Here we used a `cfg` dictionary to assemble all needed parameters, a concept we adopted from FieldTrip

## Dataset Arithmetics#

If the shape of different Syncopy objects match exactly (`nSamples`, `nChannels` and `nTrials` are all the same), we can use standard Python arithmetic operators like +, -, * and / directly. Here we want a linear superposition, so we simply add everything together:

```# add noise, trend and the nuisance harmonic
data_nui = harm + wn + lin_trend + harm50
# also works for scalars
data_nui = data_nui + 5
```

If we now do a spectral analysis, the power spectra are confounded by all our new signal components:

```cfg = spy.StructDict()
cfg.tapsmofrq = 1
cfg.foilim = [0, 60]
cfg.polyremoval = None
cfg.keeptrials = False   # trial averaging
fft_nui_spectra = spy.freqanalysis(data_nui, cfg)
```

Note

We explicitly set `polyremoval=None` to see the full effect of our confounding signal components. The default for `freqanalysis()` is `polyremoval=0`, which removes polynoms of 0th order: constant offsets (de-meaning).

Hint

We did not specify the `method` parameter for the `freqanalysis()` call as multi-tapered Fourier analysis (`method='mtmfft'`) is the default. To learn about the defaults of any Python function you can inspect its signature with `spy.freqanalysis?` or `help(spy.freqanalysis)` typed into an interpreter

Let’s see what we got:

```fft_nui_spectra.singlepanelplot()
```

We see strong low-frequency components, originating from both the offset and the trend. We also see the nuisance signal spectral peak at 50Hz.

## Filtering#

Filtering of signals in general removes/suppresses unwanted signal components. This can be done both in the time-domain and in the frequency-domain. For offsets and (low-order) polynomial trends, fitting a model directly in the time domain, and subtracting the obtained trend, is the preferred solution. This can be controlled in Syncopy with the `polyremoval` parameter, which is also directly available in `freqanalysis()`.

Removing signal components in the frequency domain is typically done with finite impulse response (FIR) filters or infinite impulse response (IIR) filters.
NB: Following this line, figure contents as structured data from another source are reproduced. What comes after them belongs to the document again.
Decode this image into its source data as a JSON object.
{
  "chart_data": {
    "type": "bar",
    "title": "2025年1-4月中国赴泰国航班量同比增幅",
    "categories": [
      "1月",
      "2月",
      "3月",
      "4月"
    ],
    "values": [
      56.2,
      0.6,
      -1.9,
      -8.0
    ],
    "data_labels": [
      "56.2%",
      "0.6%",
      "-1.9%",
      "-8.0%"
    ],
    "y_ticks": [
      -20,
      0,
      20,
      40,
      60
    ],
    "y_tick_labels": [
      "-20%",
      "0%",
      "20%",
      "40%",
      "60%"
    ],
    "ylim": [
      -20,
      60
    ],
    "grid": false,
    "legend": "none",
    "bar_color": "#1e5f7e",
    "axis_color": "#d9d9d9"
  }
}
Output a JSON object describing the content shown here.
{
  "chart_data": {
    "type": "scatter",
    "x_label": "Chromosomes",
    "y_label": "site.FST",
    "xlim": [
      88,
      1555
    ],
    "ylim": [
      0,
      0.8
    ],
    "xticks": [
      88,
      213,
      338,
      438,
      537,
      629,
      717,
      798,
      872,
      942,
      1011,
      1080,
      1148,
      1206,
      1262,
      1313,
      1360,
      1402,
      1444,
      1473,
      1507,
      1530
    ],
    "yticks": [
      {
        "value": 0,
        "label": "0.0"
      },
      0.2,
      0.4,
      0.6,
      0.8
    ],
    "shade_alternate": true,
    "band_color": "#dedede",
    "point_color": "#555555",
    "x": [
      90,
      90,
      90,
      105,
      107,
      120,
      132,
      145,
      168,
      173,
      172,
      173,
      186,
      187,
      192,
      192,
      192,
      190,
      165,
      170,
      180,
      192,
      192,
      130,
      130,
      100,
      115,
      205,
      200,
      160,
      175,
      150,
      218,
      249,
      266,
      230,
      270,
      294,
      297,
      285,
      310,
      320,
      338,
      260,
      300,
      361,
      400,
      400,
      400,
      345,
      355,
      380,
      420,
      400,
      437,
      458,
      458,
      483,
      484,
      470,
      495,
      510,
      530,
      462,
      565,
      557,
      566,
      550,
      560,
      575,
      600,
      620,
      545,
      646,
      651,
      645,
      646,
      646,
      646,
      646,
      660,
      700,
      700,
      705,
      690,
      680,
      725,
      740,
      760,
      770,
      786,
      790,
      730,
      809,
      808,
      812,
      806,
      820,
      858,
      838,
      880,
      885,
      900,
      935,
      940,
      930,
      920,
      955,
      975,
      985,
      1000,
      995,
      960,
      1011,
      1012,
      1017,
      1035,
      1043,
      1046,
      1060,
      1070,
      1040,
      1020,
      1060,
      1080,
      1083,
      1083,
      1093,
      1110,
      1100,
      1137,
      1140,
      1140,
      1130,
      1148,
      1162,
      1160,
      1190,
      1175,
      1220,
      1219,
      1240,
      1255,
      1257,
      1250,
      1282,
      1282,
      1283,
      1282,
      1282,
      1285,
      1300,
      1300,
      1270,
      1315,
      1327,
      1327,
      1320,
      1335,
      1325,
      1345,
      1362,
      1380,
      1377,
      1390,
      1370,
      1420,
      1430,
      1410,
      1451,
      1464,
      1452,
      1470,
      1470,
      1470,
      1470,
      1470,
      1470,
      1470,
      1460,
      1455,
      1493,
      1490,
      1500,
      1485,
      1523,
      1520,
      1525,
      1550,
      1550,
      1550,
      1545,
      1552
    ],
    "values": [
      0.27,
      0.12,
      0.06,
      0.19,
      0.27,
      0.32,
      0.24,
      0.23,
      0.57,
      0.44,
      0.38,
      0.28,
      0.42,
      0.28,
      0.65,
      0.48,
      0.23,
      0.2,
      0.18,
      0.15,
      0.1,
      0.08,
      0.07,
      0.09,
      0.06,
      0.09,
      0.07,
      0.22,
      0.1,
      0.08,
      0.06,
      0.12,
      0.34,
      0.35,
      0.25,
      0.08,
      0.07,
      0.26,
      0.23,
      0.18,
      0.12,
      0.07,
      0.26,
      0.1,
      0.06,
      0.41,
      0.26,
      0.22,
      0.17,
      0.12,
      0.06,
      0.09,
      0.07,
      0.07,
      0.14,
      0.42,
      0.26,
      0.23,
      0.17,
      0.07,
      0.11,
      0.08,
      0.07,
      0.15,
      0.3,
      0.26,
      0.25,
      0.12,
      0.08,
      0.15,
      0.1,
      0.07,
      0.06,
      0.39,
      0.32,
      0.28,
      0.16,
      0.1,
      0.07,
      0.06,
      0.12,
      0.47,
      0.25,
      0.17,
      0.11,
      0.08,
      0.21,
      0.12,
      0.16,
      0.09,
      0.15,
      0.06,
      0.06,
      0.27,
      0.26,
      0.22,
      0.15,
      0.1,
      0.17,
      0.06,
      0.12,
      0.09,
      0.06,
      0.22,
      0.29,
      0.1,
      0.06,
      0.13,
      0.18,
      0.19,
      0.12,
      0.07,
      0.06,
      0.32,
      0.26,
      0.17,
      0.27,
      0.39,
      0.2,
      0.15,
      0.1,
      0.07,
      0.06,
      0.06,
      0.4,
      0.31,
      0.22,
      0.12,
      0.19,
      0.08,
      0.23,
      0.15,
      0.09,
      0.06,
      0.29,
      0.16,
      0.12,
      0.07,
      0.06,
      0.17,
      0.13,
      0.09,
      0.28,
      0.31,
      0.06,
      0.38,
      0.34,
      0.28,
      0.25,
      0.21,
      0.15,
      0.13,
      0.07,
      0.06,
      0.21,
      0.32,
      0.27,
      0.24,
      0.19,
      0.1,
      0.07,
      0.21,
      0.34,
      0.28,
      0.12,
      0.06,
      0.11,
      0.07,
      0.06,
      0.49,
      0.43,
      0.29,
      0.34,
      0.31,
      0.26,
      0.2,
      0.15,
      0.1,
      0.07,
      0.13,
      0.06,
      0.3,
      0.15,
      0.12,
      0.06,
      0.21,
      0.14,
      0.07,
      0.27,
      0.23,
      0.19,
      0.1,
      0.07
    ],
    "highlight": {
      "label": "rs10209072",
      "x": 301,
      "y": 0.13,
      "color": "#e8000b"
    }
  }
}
Syncopy supports one of each kind, a FIR windowed sinc and the Butterworth filter from the IIR family. For both filters we have low-pass (`'lp'`), high-pass (`'hp'`), band-pass (`'bp'`) and band-stop(Notch) (`'bp'`) designs available.

To clean up our dataset above, we remove the linear trend and apply a low-pass 12th order Butterworth filter:

```data_pp = spy.preprocessing(data_nui,
filter_class='but',
filter_type='lp',
polyremoval=1,
freq=40,
order=12)
```

Now let’s reuse our `cfg` from above to repeat the spectral analysis with the preprocessed data:

```spec_pp = spy.freqanalysis(data_pp, cfg)
spec_pp.singlepanelplot()
```

As expected for a low-pass filter, all frequencies above 40Hz are strongly attenuated (note the log scale, so the suppression is around 2 orders of magnitude). We also removed the low-frequency components from the offset and trend, but acknowledge that we also lost a bit of the original white noise power around 0-2Hz. Importantly, the spectral power of our frequency band of interest, around 30Hz, remained virtually unchanged.